Immediately after the Germans arrived, all Jews were registered and marked with yellow distinguishing badges in form of the Star of David. All of their valuables, including fur coats and money, were confiscated by Germans. The Judenrat (Jewish council) and local Belarussian police were created. The ghetto was created rather quickly, within the first month of the occupation. The inmates of the ghetto were forced to perform different kinds of labor, such as railroad construction, and were subjected to regular abuses, robbery, and rape. Many Jews were shot randomly inside the ghetto. By December 1941, all of the Jews were exterminated.
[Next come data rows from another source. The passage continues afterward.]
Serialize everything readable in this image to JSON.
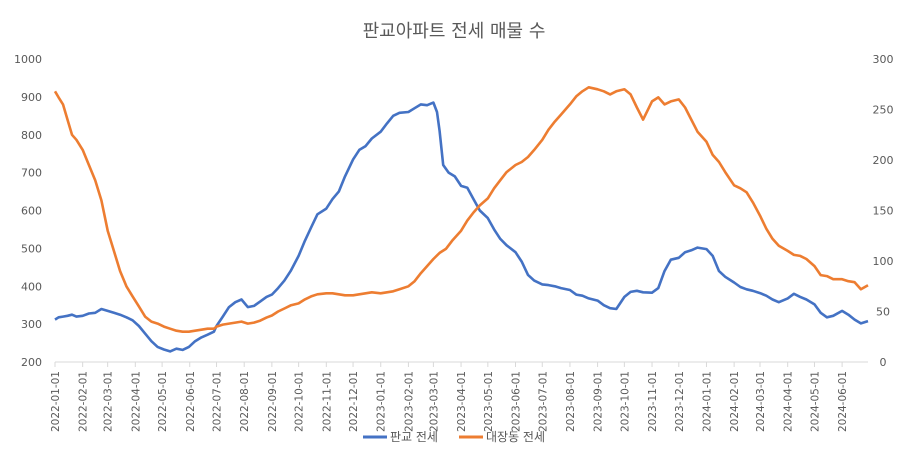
{
  "chart_data": {
    "type": "line",
    "title": "판교아파트 전세 매물 수",
    "xlabel": "",
    "ylabel": "",
    "left_axis": {
      "ylim": [
        200,
        1000
      ],
      "ticks": [
        "200",
        "300",
        "400",
        "500",
        "600",
        "700",
        "800",
        "900",
        "1000"
      ]
    },
    "right_axis": {
      "ylim": [
        0,
        300
      ],
      "ticks": [
        "0",
        "50",
        "100",
        "150",
        "200",
        "250",
        "300"
      ]
    },
    "x_ticks": [
      "2022-01-01",
      "2022-02-01",
      "2022-03-01",
      "2022-04-01",
      "2022-05-01",
      "2022-06-01",
      "2022-07-01",
      "2022-08-01",
      "2022-09-01",
      "2022-10-01",
      "2022-11-01",
      "2022-12-01",
      "2023-01-01",
      "2023-02-01",
      "2023-03-01",
      "2023-04-01",
      "2023-05-01",
      "2023-06-01",
      "2023-07-01",
      "2023-08-01",
      "2023-09-01",
      "2023-10-01",
      "2023-11-01",
      "2023-12-01",
      "2024-01-01",
      "2024-02-01",
      "2024-03-01",
      "2024-04-01",
      "2024-05-01",
      "2024-06-01"
    ],
    "x_range": [
      "2022-01-01",
      "2024-06-30"
    ],
    "grid": false,
    "legend_position": "bottom",
    "series": [
      {
        "name": "판교 전세",
        "axis": "left",
        "color": "#4472C4",
        "points": [
          [
            "2022-01-01",
            312
          ],
          [
            "2022-01-05",
            318
          ],
          [
            "2022-01-10",
            320
          ],
          [
            "2022-01-15",
            322
          ],
          [
            "2022-01-20",
            325
          ],
          [
            "2022-01-25",
            320
          ],
          [
            "2022-02-01",
            322
          ],
          [
            "2022-02-08",
            328
          ],
          [
            "2022-02-15",
            330
          ],
          [
            "2022-02-22",
            340
          ],
          [
            "2022-03-01",
            335
          ],
          [
            "2022-03-08",
            330
          ],
          [
            "2022-03-15",
            325
          ],
          [
            "2022-03-22",
            318
          ],
          [
            "2022-03-29",
            310
          ],
          [
            "2022-04-05",
            295
          ],
          [
            "2022-04-12",
            275
          ],
          [
            "2022-04-19",
            255
          ],
          [
            "2022-04-26",
            240
          ],
          [
            "2022-05-03",
            233
          ],
          [
            "2022-05-10",
            228
          ],
          [
            "2022-05-17",
            235
          ],
          [
            "2022-05-24",
            232
          ],
          [
            "2022-05-31",
            240
          ],
          [
            "2022-06-07",
            255
          ],
          [
            "2022-06-14",
            265
          ],
          [
            "2022-06-21",
            272
          ],
          [
            "2022-06-28",
            280
          ],
          [
            "2022-07-01",
            295
          ],
          [
            "2022-07-08",
            320
          ],
          [
            "2022-07-15",
            345
          ],
          [
            "2022-07-22",
            358
          ],
          [
            "2022-07-29",
            365
          ],
          [
            "2022-08-05",
            345
          ],
          [
            "2022-08-12",
            348
          ],
          [
            "2022-08-19",
            360
          ],
          [
            "2022-08-26",
            372
          ],
          [
            "2022-09-01",
            378
          ],
          [
            "2022-09-08",
            395
          ],
          [
            "2022-09-15",
            415
          ],
          [
            "2022-09-22",
            440
          ],
          [
            "2022-10-01",
            480
          ],
          [
            "2022-10-08",
            520
          ],
          [
            "2022-10-15",
            555
          ],
          [
            "2022-10-22",
            590
          ],
          [
            "2022-11-01",
            605
          ],
          [
            "2022-11-08",
            630
          ],
          [
            "2022-11-15",
            650
          ],
          [
            "2022-11-22",
            690
          ],
          [
            "2022-12-01",
            735
          ],
          [
            "2022-12-08",
            760
          ],
          [
            "2022-12-15",
            770
          ],
          [
            "2022-12-22",
            790
          ],
          [
            "2023-01-01",
            808
          ],
          [
            "2023-01-08",
            830
          ],
          [
            "2023-01-15",
            850
          ],
          [
            "2023-01-22",
            858
          ],
          [
            "2023-02-01",
            860
          ],
          [
            "2023-02-08",
            870
          ],
          [
            "2023-02-15",
            880
          ],
          [
            "2023-02-22",
            878
          ],
          [
            "2023-03-01",
            885
          ],
          [
            "2023-03-05",
            860
          ],
          [
            "2023-03-08",
            810
          ],
          [
            "2023-03-12",
            720
          ],
          [
            "2023-03-18",
            700
          ],
          [
            "2023-03-25",
            690
          ],
          [
            "2023-04-01",
            665
          ],
          [
            "2023-04-08",
            660
          ],
          [
            "2023-04-15",
            630
          ],
          [
            "2023-04-22",
            600
          ],
          [
            "2023-05-01",
            580
          ],
          [
            "2023-05-08",
            550
          ],
          [
            "2023-05-15",
            525
          ],
          [
            "2023-05-22",
            508
          ],
          [
            "2023-06-01",
            490
          ],
          [
            "2023-06-08",
            465
          ],
          [
            "2023-06-15",
            430
          ],
          [
            "2023-06-22",
            415
          ],
          [
            "2023-07-01",
            405
          ],
          [
            "2023-07-08",
            403
          ],
          [
            "2023-07-15",
            400
          ],
          [
            "2023-07-22",
            395
          ],
          [
            "2023-08-01",
            390
          ],
          [
            "2023-08-08",
            378
          ],
          [
            "2023-08-15",
            375
          ],
          [
            "2023-08-22",
            368
          ],
          [
            "2023-09-01",
            362
          ],
          [
            "2023-09-08",
            350
          ],
          [
            "2023-09-15",
            342
          ],
          [
            "2023-09-22",
            340
          ],
          [
            "2023-10-01",
            372
          ],
          [
            "2023-10-08",
            385
          ],
          [
            "2023-10-15",
            388
          ],
          [
            "2023-10-22",
            384
          ],
          [
            "2023-11-01",
            383
          ],
          [
            "2023-11-08",
            395
          ],
          [
            "2023-11-15",
            440
          ],
          [
            "2023-11-22",
            470
          ],
          [
            "2023-12-01",
            475
          ],
          [
            "2023-12-08",
            490
          ],
          [
            "2023-12-15",
            495
          ],
          [
            "2023-12-22",
            502
          ],
          [
            "2024-01-01",
            498
          ],
          [
            "2024-01-08",
            480
          ],
          [
            "2024-01-15",
            440
          ],
          [
            "2024-01-22",
            425
          ],
          [
            "2024-02-01",
            410
          ],
          [
            "2024-02-08",
            398
          ],
          [
            "2024-02-15",
            392
          ],
          [
            "2024-02-22",
            388
          ],
          [
            "2024-03-01",
            382
          ],
          [
            "2024-03-08",
            375
          ],
          [
            "2024-03-15",
            365
          ],
          [
            "2024-03-22",
            358
          ],
          [
            "2024-04-01",
            368
          ],
          [
            "2024-04-08",
            380
          ],
          [
            "2024-04-15",
            372
          ],
          [
            "2024-04-22",
            365
          ],
          [
            "2024-05-01",
            352
          ],
          [
            "2024-05-08",
            330
          ],
          [
            "2024-05-15",
            318
          ],
          [
            "2024-05-22",
            322
          ],
          [
            "2024-06-01",
            335
          ],
          [
            "2024-06-08",
            325
          ],
          [
            "2024-06-15",
            312
          ],
          [
            "2024-06-22",
            302
          ],
          [
            "2024-06-30",
            308
          ]
        ]
      },
      {
        "name": "대장동 전세",
        "axis": "right",
        "color": "#ED7D31",
        "points": [
          [
            "2022-01-01",
            268
          ],
          [
            "2022-01-05",
            262
          ],
          [
            "2022-01-10",
            255
          ],
          [
            "2022-01-15",
            240
          ],
          [
            "2022-01-20",
            225
          ],
          [
            "2022-01-25",
            220
          ],
          [
            "2022-02-01",
            210
          ],
          [
            "2022-02-08",
            195
          ],
          [
            "2022-02-15",
            180
          ],
          [
            "2022-02-22",
            160
          ],
          [
            "2022-03-01",
            130
          ],
          [
            "2022-03-08",
            110
          ],
          [
            "2022-03-15",
            90
          ],
          [
            "2022-03-22",
            75
          ],
          [
            "2022-03-29",
            65
          ],
          [
            "2022-04-05",
            55
          ],
          [
            "2022-04-12",
            45
          ],
          [
            "2022-04-19",
            40
          ],
          [
            "2022-04-26",
            38
          ],
          [
            "2022-05-03",
            35
          ],
          [
            "2022-05-10",
            33
          ],
          [
            "2022-05-17",
            31
          ],
          [
            "2022-05-24",
            30
          ],
          [
            "2022-05-31",
            30
          ],
          [
            "2022-06-07",
            31
          ],
          [
            "2022-06-14",
            32
          ],
          [
            "2022-06-21",
            33
          ],
          [
            "2022-06-28",
            33
          ],
          [
            "2022-07-01",
            35
          ],
          [
            "2022-07-08",
            37
          ],
          [
            "2022-07-15",
            38
          ],
          [
            "2022-07-22",
            39
          ],
          [
            "2022-07-29",
            40
          ],
          [
            "2022-08-05",
            38
          ],
          [
            "2022-08-12",
            39
          ],
          [
            "2022-08-19",
            41
          ],
          [
            "2022-08-26",
            44
          ],
          [
            "2022-09-01",
            46
          ],
          [
            "2022-09-08",
            50
          ],
          [
            "2022-09-15",
            53
          ],
          [
            "2022-09-22",
            56
          ],
          [
            "2022-10-01",
            58
          ],
          [
            "2022-10-08",
            62
          ],
          [
            "2022-10-15",
            65
          ],
          [
            "2022-10-22",
            67
          ],
          [
            "2022-11-01",
            68
          ],
          [
            "2022-11-08",
            68
          ],
          [
            "2022-11-15",
            67
          ],
          [
            "2022-11-22",
            66
          ],
          [
            "2022-12-01",
            66
          ],
          [
            "2022-12-08",
            67
          ],
          [
            "2022-12-15",
            68
          ],
          [
            "2022-12-22",
            69
          ],
          [
            "2023-01-01",
            68
          ],
          [
            "2023-01-08",
            69
          ],
          [
            "2023-01-15",
            70
          ],
          [
            "2023-01-22",
            72
          ],
          [
            "2023-02-01",
            75
          ],
          [
            "2023-02-08",
            80
          ],
          [
            "2023-02-15",
            88
          ],
          [
            "2023-02-22",
            95
          ],
          [
            "2023-03-01",
            102
          ],
          [
            "2023-03-08",
            108
          ],
          [
            "2023-03-15",
            112
          ],
          [
            "2023-03-22",
            120
          ],
          [
            "2023-04-01",
            130
          ],
          [
            "2023-04-08",
            140
          ],
          [
            "2023-04-15",
            148
          ],
          [
            "2023-04-22",
            155
          ],
          [
            "2023-05-01",
            162
          ],
          [
            "2023-05-08",
            172
          ],
          [
            "2023-05-15",
            180
          ],
          [
            "2023-05-22",
            188
          ],
          [
            "2023-06-01",
            195
          ],
          [
            "2023-06-08",
            198
          ],
          [
            "2023-06-15",
            203
          ],
          [
            "2023-06-22",
            210
          ],
          [
            "2023-07-01",
            220
          ],
          [
            "2023-07-08",
            230
          ],
          [
            "2023-07-15",
            238
          ],
          [
            "2023-07-22",
            245
          ],
          [
            "2023-08-01",
            255
          ],
          [
            "2023-08-08",
            263
          ],
          [
            "2023-08-15",
            268
          ],
          [
            "2023-08-22",
            272
          ],
          [
            "2023-09-01",
            270
          ],
          [
            "2023-09-08",
            268
          ],
          [
            "2023-09-15",
            265
          ],
          [
            "2023-09-22",
            268
          ],
          [
            "2023-10-01",
            270
          ],
          [
            "2023-10-08",
            265
          ],
          [
            "2023-10-15",
            252
          ],
          [
            "2023-10-22",
            240
          ],
          [
            "2023-11-01",
            258
          ],
          [
            "2023-11-08",
            262
          ],
          [
            "2023-11-15",
            255
          ],
          [
            "2023-11-22",
            258
          ],
          [
            "2023-12-01",
            260
          ],
          [
            "2023-12-08",
            252
          ],
          [
            "2023-12-15",
            240
          ],
          [
            "2023-12-22",
            228
          ],
          [
            "2024-01-01",
            218
          ],
          [
            "2024-01-08",
            205
          ],
          [
            "2024-01-15",
            198
          ],
          [
            "2024-01-22",
            188
          ],
          [
            "2024-02-01",
            175
          ],
          [
            "2024-02-08",
            172
          ],
          [
            "2024-02-15",
            168
          ],
          [
            "2024-02-22",
            158
          ],
          [
            "2024-03-01",
            145
          ],
          [
            "2024-03-08",
            132
          ],
          [
            "2024-03-15",
            122
          ],
          [
            "2024-03-22",
            115
          ],
          [
            "2024-04-01",
            110
          ],
          [
            "2024-04-08",
            106
          ],
          [
            "2024-04-15",
            105
          ],
          [
            "2024-04-22",
            102
          ],
          [
            "2024-05-01",
            95
          ],
          [
            "2024-05-08",
            86
          ],
          [
            "2024-05-15",
            85
          ],
          [
            "2024-05-22",
            82
          ],
          [
            "2024-06-01",
            82
          ],
          [
            "2024-06-08",
            80
          ],
          [
            "2024-06-15",
            79
          ],
          [
            "2024-06-22",
            72
          ],
          [
            "2024-06-30",
            76
          ]
        ]
      }
    ]
  }
}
The first execution was conducted in late September or early October 1941 by Einsatzkommando 8. In the course of several executions, about 2,205 Jews were killed in the town and nearby areas. The biggest mass execution was conducted in September by an SS unit. During this Aktion, about 7,000 Jews were killed at the airfield. On November 7-8, 1941 (according to some sources it started on November 6), during the liquidation of the ghetto, 5,281 Jews from the ghetto were taken by truck to the Kamenka village, located 9km away, where they were shot in three mass graves dug in advance by prisoners of war. Before the shooting they were forced to disrobe. The shooting was conducted by Einsatzkommando 8 and a police battalionassisted by local police. On December 30, 1941, over 2,500 Jews, including the craftsmen who were purposely left alive and the Jews who attempted to hide, were taken in trucks to the killing site and murdered.
In order to hide the evidence of the crimes, the Germans conducted Operation 1005, in which all of the remains of Jews victims were burned from fall 1943 until January 1944.